Blueprint: A Two-Agent Stack for Solo Founders (Inbox + Ops Watchdog)

Blueprint: A Two-Agent Stack for Solo Founders (Inbox + Ops Watchdog)

You shipped a feature at 11 PM. By 8 AM, your inbox has 34 messages — a sales inquiry, three support threads, a billing alert, and a Slack digest nobody asked you to read. Meanwhile your deploy silently failed at 2 AM and you won't know until a customer tells you.

This is the default solo founder experience. You're the engineer, the support team, and the ops person simultaneously. No amount of task management fixes it — you just have more organized chaos.

Two focused agents fix most of it. Not a sprawling multi-agent orchestration. Just two: one watching your inbox, one watching your infrastructure. This is the OpenClaw agent stack for solo founders that covers roughly 80% of your daily reactive cognitive load.

Why Two Agents, Not One (or Ten)

The instinct is to build one "super-assistant" that does everything. That instinct will produce an agent with no clear scope, bloated context, and unreliable behavior across tasks.

The other instinct is to keep adding agents for every problem. That produces a system you can't audit or maintain solo.

Two agents with tight scopes is the practical middle. Each agent gets its own AGENTS.md, its own tool permissions, and its own failure boundary. If the inbox agent misbehaves, your ops watchdog still works.

Agent 1: The Inbox Triage Agent

The inbox triage agent does one job: read incoming messages, classify them, and route or respond according to rules you set. It does not make business decisions. It does not reply to complex negotiations. It handles the sorting so you only touch what needs you.
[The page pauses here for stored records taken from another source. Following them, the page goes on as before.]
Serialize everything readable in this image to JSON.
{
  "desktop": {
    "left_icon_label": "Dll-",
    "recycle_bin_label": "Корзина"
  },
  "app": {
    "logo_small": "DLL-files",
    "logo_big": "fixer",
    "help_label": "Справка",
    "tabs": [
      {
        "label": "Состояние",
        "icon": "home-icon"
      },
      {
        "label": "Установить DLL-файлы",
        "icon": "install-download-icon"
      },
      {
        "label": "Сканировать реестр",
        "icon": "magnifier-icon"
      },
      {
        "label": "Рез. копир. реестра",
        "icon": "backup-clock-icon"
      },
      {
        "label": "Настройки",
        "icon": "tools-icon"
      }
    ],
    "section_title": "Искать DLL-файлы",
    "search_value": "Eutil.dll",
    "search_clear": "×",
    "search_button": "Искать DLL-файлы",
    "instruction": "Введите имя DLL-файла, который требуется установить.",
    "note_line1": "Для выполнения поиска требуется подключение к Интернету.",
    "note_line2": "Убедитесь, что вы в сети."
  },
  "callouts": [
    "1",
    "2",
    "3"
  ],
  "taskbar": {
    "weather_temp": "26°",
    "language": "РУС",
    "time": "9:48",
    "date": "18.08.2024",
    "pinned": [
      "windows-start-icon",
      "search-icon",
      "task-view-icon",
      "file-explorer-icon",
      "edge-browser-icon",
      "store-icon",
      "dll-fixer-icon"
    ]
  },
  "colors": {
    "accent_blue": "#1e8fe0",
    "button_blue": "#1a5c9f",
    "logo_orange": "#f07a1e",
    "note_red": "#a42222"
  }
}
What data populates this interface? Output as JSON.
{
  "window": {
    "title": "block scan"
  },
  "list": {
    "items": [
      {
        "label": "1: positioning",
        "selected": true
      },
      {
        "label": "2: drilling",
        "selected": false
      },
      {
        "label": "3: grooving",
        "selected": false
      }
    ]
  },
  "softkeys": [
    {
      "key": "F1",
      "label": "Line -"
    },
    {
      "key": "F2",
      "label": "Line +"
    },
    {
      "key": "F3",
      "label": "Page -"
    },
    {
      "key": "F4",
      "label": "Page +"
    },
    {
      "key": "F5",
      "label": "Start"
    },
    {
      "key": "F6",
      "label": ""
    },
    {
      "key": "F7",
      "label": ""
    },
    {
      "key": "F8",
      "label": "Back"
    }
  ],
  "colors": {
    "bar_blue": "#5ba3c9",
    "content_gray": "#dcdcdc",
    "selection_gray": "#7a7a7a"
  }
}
A minimal OpenClaw config for this agent looks like:

# AGENTS.md — inbox-triage

## Identity
You are an inbox triage assistant for [founder name].
You classify, summarize, and route incoming email and support messages.
You do NOT make commitments, quote prices, or negotiate terms.

## Tools
- read_email: allowed
- send_email: allowed (template replies only, see RESPONSES.md)
- create_task: allowed (write to tasks.md in /workspace)
- flag_for_human: required for any message tagged URGENT or BILLING

## Escalation Rules
- If a message contains the word "refund", "legal", "lawyer", or "cancel account": flag_for_human immediately.
- If a message is from a domain in /config/vip-senders.txt: flag_for_human with priority=high.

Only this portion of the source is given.